All Images: Faircharm Trading Estate, Southwest Leicester, May 2016 |
For me, a major
pleasure of living in a city is that moment when you suddenly discover a pleasing
tract of unfamiliar new territory that’s been under your nose all along. It’s
something that often occurs when one deviates slightly from a familiar beaten
track, and is, I suppose, made possible by the fractal complexity of the
densely built, historically layered environment. Thus it was for me, just the other day.
I was late climbing
onto my bike saddle this year, mostly due to the generally disappointing nature
of much of the weather, so far. I can
cycle in the cold, - anyone can with enough layered clothing, but there’s no
denying that much of the pleasure of cycling is stripped away by buffeting wind
and driving rain. I’m not one of those
adrenalised characters who gets-off on challenges to my physical endurance, and
I don’t really need to find new routes to discomfort. Frustratingly, once the climate did perk up
sufficiently to tempt me out on two wheels, - my perennial knee problems
quickly reappeared to remind me of my physical limitations all over again.
Despite that, (and as I say every year now), it still feels too soon to just give up trying altogether - even if that means reducing the speed/distances I can achieve; pacing the reintroduction of my rides in a more measured fashion; or just seeking the next level of medical intervention. For that reason, when I ventured back out the other day, I was very consciously in pottering-with-the-camera mode, and of a mind to explore my immediate environs - rather than to even pretend I was in for the long haul. The photos you see here all result from a minor deviation from a very familiar route, and a little time spent nosing around a small trading estate in Leicester that I’ve always known was there, - but had never bothered to explore properly.
I don’t need to
explain my slightly eccentric relish for such mundane, workaday environments,
do I? - Not to regular visitors, at least.
In fact, I did have the excuse of researching the location of a potential
picture framer, but the whole exercise soon became one of purely hanging around
and absorbing the intrinsic qualities of a new place.

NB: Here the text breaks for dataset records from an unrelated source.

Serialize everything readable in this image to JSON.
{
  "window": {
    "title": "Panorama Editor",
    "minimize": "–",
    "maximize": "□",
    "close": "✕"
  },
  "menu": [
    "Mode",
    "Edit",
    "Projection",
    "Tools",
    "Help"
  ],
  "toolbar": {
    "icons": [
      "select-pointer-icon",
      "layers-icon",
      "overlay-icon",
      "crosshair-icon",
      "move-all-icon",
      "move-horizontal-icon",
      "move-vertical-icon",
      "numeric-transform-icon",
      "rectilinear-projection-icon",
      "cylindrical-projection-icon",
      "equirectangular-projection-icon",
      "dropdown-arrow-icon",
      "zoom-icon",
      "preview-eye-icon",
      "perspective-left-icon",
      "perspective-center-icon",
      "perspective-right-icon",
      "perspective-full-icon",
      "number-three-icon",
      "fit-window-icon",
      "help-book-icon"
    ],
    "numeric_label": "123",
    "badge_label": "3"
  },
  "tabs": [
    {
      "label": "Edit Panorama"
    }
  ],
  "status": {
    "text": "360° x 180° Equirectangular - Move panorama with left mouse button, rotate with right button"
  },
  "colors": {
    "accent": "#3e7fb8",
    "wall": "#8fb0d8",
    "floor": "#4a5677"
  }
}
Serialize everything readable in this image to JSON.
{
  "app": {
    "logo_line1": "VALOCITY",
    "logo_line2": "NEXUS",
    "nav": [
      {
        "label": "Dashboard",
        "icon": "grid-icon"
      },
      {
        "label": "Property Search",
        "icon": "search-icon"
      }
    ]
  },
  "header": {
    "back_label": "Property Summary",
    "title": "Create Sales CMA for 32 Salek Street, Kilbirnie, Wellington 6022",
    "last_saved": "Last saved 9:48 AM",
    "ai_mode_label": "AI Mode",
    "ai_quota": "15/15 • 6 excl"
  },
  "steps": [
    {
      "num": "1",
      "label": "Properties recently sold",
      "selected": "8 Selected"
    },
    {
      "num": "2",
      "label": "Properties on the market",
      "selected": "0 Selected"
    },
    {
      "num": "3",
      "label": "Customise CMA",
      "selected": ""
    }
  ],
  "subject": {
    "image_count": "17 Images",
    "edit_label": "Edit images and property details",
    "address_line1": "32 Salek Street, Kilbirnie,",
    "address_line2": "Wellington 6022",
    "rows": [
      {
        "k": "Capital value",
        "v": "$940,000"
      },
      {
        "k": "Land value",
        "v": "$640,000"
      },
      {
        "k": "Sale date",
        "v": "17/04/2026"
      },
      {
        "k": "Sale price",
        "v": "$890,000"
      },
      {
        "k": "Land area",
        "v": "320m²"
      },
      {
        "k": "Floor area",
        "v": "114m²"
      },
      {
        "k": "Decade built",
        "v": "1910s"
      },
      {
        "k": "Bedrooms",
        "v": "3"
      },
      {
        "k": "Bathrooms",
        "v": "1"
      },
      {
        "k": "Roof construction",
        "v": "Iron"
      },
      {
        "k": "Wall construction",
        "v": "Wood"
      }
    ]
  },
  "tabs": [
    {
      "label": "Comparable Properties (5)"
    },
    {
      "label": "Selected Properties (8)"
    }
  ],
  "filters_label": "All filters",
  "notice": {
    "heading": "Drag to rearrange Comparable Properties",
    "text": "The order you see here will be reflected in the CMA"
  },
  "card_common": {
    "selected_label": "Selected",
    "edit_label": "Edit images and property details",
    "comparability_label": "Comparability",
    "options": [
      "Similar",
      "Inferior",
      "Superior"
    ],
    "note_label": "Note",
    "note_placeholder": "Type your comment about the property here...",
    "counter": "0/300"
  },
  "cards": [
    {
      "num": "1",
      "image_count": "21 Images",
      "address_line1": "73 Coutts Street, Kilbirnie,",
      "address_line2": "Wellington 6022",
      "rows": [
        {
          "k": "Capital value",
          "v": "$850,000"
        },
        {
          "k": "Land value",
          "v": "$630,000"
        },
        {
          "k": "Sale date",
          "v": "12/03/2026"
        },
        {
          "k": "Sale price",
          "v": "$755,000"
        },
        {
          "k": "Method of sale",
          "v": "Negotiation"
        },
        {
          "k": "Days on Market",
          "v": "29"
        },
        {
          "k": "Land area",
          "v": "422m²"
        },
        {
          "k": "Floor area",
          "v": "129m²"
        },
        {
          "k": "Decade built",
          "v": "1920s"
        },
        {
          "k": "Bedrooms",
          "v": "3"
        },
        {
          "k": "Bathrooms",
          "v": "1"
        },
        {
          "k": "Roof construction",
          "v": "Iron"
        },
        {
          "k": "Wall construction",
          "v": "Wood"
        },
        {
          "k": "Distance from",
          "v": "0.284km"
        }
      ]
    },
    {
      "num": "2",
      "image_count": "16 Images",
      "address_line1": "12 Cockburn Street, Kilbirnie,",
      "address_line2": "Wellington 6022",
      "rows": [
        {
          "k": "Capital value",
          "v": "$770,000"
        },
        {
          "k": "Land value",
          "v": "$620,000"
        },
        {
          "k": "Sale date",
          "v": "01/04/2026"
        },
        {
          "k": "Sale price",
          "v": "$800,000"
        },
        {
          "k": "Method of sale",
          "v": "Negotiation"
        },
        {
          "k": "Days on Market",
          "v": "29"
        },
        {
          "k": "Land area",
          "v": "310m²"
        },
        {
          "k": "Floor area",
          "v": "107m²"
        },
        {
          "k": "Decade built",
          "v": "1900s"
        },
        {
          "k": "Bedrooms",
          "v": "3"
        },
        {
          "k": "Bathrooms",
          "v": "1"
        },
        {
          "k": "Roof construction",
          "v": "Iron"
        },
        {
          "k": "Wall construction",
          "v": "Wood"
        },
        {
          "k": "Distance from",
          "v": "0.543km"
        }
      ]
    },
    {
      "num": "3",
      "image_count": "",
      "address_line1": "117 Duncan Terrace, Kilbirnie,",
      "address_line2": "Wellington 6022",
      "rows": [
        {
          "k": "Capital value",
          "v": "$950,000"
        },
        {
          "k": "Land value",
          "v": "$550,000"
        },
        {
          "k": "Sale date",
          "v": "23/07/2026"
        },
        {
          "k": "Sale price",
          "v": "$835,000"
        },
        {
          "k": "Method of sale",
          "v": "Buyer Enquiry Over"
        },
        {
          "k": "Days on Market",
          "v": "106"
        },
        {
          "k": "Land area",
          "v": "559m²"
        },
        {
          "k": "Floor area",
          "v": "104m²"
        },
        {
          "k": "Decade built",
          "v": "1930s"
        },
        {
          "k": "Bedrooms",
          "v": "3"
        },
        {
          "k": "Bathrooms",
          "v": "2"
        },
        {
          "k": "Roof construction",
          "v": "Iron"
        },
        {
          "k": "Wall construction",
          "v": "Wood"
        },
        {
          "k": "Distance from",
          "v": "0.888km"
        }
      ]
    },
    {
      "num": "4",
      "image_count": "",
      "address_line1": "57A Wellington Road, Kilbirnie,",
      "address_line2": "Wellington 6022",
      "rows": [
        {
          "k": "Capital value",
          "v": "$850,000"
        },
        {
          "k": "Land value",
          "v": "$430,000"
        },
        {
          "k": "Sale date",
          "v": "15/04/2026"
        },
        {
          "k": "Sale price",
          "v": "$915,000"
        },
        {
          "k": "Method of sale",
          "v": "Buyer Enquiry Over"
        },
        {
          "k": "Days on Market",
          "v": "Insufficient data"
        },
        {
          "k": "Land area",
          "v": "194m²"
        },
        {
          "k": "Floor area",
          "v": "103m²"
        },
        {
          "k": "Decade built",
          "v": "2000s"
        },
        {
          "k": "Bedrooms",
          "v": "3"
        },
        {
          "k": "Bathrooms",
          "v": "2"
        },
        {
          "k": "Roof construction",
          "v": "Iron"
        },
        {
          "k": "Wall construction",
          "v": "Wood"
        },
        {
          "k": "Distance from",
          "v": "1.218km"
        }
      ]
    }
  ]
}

That whole ‘Sense of Place’ idea was one that
used to get talked about a lot when I was a student and remains central to the
way I experience the world, and at the core of much of my art work.
As such places go, Faircharm Trading Estate, (what a name!), differs from the standard grid of anonymous, purely functional brick or corrugated steel boxes, normally implied by the term. Instead, it’s a far more irregular cluster of pleasingly dilapidated, generally older buildings, on either bank of a minor tributary canal. The site once lay adjacent to a railway line, but that is now transformed into a cycle/foot/bridle path on the fringes of a riverside park. It’s accessed via minor back roads – and has a distinctly semi-rural, Edgelands flavour.
Having quickly located the framing business I was looking for, I ventured across the site’s canal bridge, and further into the complex of (mostly) several-story buildings. Many spoke of Leicester’s once-energetic manufacturing heritage, and most implied a story of repeated change of use. The current situation is one of numerous opportunistic, small-to-medium enterprises, making do with shabby, but I assume, affordable accommodation. The layout creates a succession of sub-spaces, - each with its own distinct atmosphere, from sun-lit piazza to dank, vaguely Dickensian corners. More practically minded visitors, - perhaps on a day less favourably blessed with golden sunlight, might struggle to fathom the appeal of all this. However, I find I can lurk around such locations for ages, - just soaking up the resonances. All that picturesque entropy is too delicious to ignore, as is the plentiful evidence of changing usage, or of commercial activity - both old and new. Once again, regular readers probably won’t be too surprised by such enthusiasms, and I guess you either get it or you don’t.
Inevitably, having recorded a few general vistas, my camera soon zoomed in on some of the finer, nominally inconsequential details. Amongst these were a few pleasing bits of signage and fragments, (or revenants) of text, and an always irresistible smidgeon of hazard tape. But the real treasure was a marvelous selection of blind or whited-out windows. Again, such motifs are hardly unknown on my hard drive (or on here), but I can never get enough of this kind of stuff, - and some of these really were gorgeous. They speak directly to my current fascination with notions of lost voices, forgotten meanings, abandoned activities, failed communications, and good old entropy. And, of course, they also chime perfectly with my love of grids and formal geometries; and with that whole variation-within-a-standard-model routine.